The Speaker (Hon Gary Carr): Mr Christopherson moves “That, in the opinion of this House, the government should stop its attacks on the hard-won achievements of working Ontarians, and instead amend the Employment Standards Act to include the following steps toward creating family-friendly workplaces.”
Mr Gill: Dispense.
The Speaker: Dispense?
Interjections: No.
The Speaker: “ -- an increase in the minimum wage to $7.50 per hour;
“ -- a reduction of the standard workweek, after which overtime premiums apply, from 44 to 40 hours and the right to refuse overtime in excess of the new standard workweek;
“ -- one full year of combined pregnancy and parental leave, with full job protection during the leave period;
“ -- 10 unpaid days of family responsibility leave for all employees;
“ -- pro-rated benefits for part-time workers; and
“That this House demands that the government rebuild the Ministry of Labour’s enforcement capacity by hiring new officers to fill all the employment standards positions that have been cut since 1995; and
“That this House calls on the government to consult the people of Ontario on further measures designed to help working Ontarians achieve a better balance between work and family responsibilities.”
Is it the pleasure of the House that the motion carry?
All those in favour of the motion will please say “aye.”
All those opposed will please say “nay.”
In my opinion, the nays have it.
Call in the members; this will be a 10-minute bell.
The division bells rang from 1749 to 1759.
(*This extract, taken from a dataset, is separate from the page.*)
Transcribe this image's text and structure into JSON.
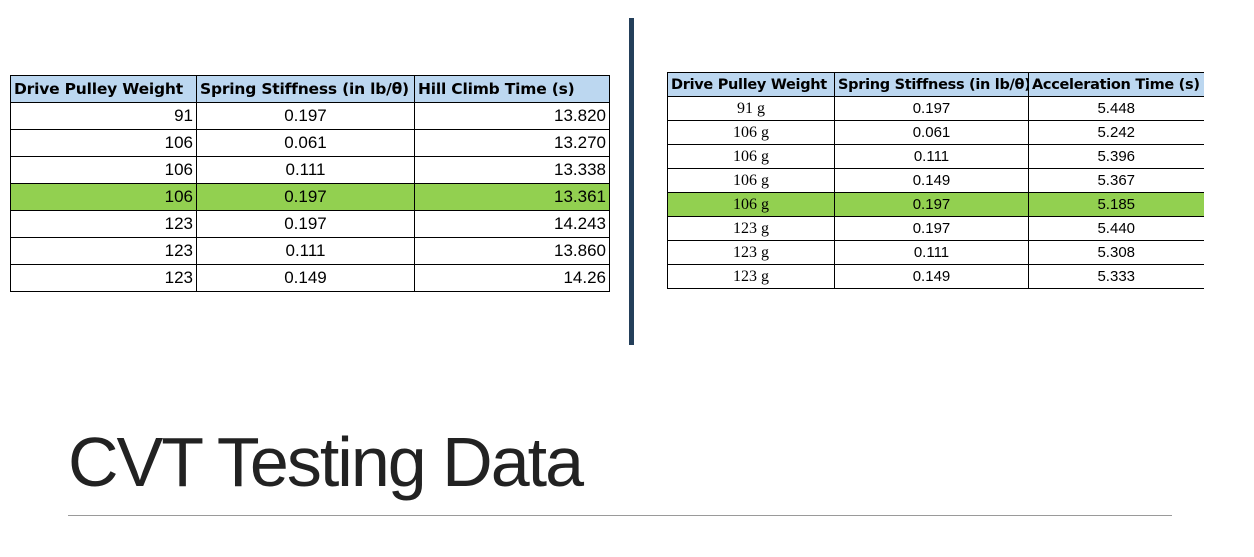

The Speaker: Mr Christopherson has moved opposition day number 4. All those in favour of the motion will please rise and be recognized by the Clerk.
Ayes
- Agostino, Dominic
- Bartolucci, Rick
- Bountrogianni, Marie
- Boyer, Claudette
- Bradley, James J.
- Bryant, Michael
- Caplan, David
- Christopherson, David
- Churley, Marilyn
- Curling, Alvin
- Di Cocco, Caroline
- Dombrowsky, Leona
- Duncan, Dwight
- Gerretsen, John
- Hampton, Howard
- Kormos, Peter
- Lankin, Frances
- Levac, David
- Marchese, Rosario
- Martel, Shelley
- Martin, Tony
- McMeekin, Ted
- Patten, Richard
- Peters, Steve
- Pupatello, Sandra
- Ramsay, David
- Ruprecht, Tony
- Sergio, Mario
- Smitherman, George
The Speaker: All those opposed will please rise one at a time and be recognized by the Clerk.
Nays
- Arnott, Ted
- Baird, John R.
- Barrett, Toby
- Beaubien, Marcel
- Chudleigh, Ted
- Clark, Brad
- Coburn, Brian
- Cunningham, Dianne
- Dunlop, Garfield
- Ecker, Janet
- Elliott, Brenda
- Flaherty, Jim
- Galt, Doug
- Gilchrist, Steve
- Gill, Raminder
- Hardeman, Ernie
- Hastings, John
- Hudak, Tim
- Jackson, Cameron
- Johnson, Bert
- Kells, Morley
- Klees, Frank
- Marland, Margaret
- Martiniuk, Gerry
- Maves, Bart
- Mazzilli, Frank
- Molinari, Tina R.
- Munro, Julia
- Murdoch, Bill
- Mushinski, Marilyn
- Newman, Dan
- O’Toole, John
- Ouellette, Jerry J.
- Runciman, Robert W.
- Sampson, Rob
- Snobelen, John
- Spina, Joseph
- Stewart, R. Gary
- Stockwell, Chris
- Tascona, Joseph N.
- Tsubouchi, David H.
- Turnbull, David
- Wettlaufer, Wayne
- Witmer, Elizabeth
- Wood, Bob
- Young, David
Clerk of the House (Mr Claude L. DesRosiers): The ayes are 29; the nays are 46.
The Speaker: I declare the motion lost.
It now being 6 of the clock, this House stands adjourned until 6:45 pm.
The House adjourned at 1801.
Evening meeting reported in volume B.